I feel the same way. I thought everyone should enjoy the freedom we have. But after doing a lot of research for my ethics of religion class, I have lost all respect for anyone of the Islam faith. We need to back out of there and let them fight it out. If they attack again, drop a couple hundred bombs on them and leave.


----------



## Habitat Hugger (Jan 19, 2005)

Seems to me that the Pearl of wisdom from this whole fiasco, FiascoS, is that we should pull back, not try to export democracy ( or Christianity) to the rest of the world, especially third world countries where unfortunately the population is largely totally uneducated and know nothing of what we westerners consider " normal." 
Karza is probably near the top of the list for the most corrupt person in the world, and his brother a IS at the top of the list for the biggest heroin exporter in the world, most of which comes into our country. 
YET WE SUPPORT THESE GUYS! Billions of our tax money continues to be given to despots like these all over the world. And in an attempt to be policemen of the world, we spend trillions of tax dollars and tens of thousands of young Americans lives and will be paying for the social consequences and financial consequences of all this tomfoolery for several generations. Several generations, of course assuming we stop this nonsense right now. Continue and it could be forever! 
Much as I hate to say it and stir the tp a bit, and I'll be yelled at by some posters, but at least some of the hatred from these third world counties comes from American posturing and our proud chest beating. Time to quit that, IMHO!


----------



## Habitat Hugger (Jan 19, 2005)

http://www.foxnews.com/politics/2014/04 ... ghanistan/

Timely and interesting article as I reach for my checkbook to write out my final income tax installment"


----------



## Plainsman (Jul 30, 2003)

I'm sick of fighting for the freedom of people who can't handle freedom. Perhaps we should have just said ho hum when Hussein gassed Kurds and different Muslim sects shoot and bomb each other. It's what they do. I am also begining to think dictators and violent ones are the only ones that can keep these crazies in line.

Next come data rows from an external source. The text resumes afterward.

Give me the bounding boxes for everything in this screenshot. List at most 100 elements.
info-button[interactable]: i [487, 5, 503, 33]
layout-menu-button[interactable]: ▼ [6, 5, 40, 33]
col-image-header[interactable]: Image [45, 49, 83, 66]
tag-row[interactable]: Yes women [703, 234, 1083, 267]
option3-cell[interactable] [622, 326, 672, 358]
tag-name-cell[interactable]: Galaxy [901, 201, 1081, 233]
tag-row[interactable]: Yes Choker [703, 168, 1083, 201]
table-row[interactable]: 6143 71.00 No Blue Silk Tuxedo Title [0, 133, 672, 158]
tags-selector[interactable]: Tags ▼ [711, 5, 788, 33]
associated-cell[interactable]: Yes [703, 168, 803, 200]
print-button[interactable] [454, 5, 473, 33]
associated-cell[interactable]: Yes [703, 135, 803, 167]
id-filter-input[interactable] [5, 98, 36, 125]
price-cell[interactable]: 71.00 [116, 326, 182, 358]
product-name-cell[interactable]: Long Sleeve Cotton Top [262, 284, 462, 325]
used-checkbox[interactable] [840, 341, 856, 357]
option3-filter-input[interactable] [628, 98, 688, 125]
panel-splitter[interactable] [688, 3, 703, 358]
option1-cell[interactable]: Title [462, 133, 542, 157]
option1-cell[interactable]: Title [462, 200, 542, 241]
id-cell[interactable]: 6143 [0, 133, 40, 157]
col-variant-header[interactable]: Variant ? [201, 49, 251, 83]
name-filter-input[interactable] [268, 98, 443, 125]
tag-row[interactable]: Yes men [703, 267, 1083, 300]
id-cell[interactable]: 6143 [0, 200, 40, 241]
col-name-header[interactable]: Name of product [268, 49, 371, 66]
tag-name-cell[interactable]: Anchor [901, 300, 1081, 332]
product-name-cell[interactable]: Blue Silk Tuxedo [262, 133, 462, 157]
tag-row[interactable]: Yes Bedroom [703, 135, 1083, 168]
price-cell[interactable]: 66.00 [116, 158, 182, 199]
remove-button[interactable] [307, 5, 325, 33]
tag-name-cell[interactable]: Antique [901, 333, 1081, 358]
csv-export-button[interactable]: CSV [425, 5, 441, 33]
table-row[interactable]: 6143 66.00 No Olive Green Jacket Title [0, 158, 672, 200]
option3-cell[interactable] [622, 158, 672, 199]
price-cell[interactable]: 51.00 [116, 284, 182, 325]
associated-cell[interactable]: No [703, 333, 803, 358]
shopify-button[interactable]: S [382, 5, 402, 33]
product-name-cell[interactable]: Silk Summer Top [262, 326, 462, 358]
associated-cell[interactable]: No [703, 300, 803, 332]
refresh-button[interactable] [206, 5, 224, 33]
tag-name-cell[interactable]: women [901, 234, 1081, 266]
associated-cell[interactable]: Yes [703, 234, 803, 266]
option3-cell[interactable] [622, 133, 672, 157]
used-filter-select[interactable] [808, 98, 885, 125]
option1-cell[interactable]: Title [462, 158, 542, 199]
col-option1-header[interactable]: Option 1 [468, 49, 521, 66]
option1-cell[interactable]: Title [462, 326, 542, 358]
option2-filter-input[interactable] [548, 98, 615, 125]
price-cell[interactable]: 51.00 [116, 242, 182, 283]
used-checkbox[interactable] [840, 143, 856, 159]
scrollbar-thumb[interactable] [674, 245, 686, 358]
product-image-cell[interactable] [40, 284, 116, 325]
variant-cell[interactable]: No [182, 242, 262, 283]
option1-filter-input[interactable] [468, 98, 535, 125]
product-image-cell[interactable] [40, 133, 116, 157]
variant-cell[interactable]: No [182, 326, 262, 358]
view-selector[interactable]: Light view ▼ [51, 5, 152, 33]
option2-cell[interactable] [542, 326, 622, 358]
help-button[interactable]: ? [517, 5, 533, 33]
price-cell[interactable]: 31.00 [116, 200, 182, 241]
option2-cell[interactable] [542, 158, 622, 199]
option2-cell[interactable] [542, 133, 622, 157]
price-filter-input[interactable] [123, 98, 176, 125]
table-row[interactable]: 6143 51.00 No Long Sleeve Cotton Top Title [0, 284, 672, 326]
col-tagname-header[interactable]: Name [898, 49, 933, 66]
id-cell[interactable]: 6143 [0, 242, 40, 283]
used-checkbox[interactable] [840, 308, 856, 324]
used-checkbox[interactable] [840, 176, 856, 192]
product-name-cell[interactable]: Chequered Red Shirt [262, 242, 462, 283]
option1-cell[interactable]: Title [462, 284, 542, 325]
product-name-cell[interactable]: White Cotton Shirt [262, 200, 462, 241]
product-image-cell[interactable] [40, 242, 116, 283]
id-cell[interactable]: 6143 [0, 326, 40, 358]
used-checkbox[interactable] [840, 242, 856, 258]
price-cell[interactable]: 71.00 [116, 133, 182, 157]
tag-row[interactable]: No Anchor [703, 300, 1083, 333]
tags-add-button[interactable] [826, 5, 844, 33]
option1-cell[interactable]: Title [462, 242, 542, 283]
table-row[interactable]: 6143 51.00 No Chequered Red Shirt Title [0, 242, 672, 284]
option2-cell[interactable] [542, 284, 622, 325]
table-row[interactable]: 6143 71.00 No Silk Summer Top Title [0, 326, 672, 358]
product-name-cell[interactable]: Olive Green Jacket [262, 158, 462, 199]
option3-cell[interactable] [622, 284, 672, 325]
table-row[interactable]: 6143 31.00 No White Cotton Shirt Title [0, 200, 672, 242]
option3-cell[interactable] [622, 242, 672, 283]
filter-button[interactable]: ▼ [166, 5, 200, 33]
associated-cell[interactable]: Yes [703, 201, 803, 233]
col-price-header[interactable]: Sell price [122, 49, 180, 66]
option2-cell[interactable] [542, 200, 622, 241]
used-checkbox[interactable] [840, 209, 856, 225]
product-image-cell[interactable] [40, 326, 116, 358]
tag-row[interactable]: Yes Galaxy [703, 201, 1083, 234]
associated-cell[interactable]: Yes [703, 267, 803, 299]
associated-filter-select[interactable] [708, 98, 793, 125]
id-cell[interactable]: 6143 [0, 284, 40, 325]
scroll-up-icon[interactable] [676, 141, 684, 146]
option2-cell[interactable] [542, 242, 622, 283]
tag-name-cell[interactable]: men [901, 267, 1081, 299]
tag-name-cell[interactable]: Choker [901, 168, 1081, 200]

I'm for leaving the rest of the world alone, but arming ourselves to the teeth. Let them know we mean them no harm, but if they screw with us we will not rebuild them after we reduce them (as Putin says) to radioactive ashes. Continue trade and friendly relations, but other than that they are on their own. I have no more respect for Europe than people on welfare. They complain about us, but they spend little on defense because they know we are there to help them. We would be much better off if we told them to stuff it and told Washington to stop wasting money.


----------



## blhunter3 (May 5, 2007)

My thought is quit all foreign aid. Keep that money to pay down debit. Arm our selves to the teeth like plainsman said. Walk softly, and carry a big stick.

Let the scum of the earth fight each other. If they attack us, we flex our muscles, wipe them completely out take what we need and leave. None of the Muslim world can handle any sort of freedom. It is too ingrained in their skulls that women are objects, and violence is the answer, and being gay is punishable by death.


----------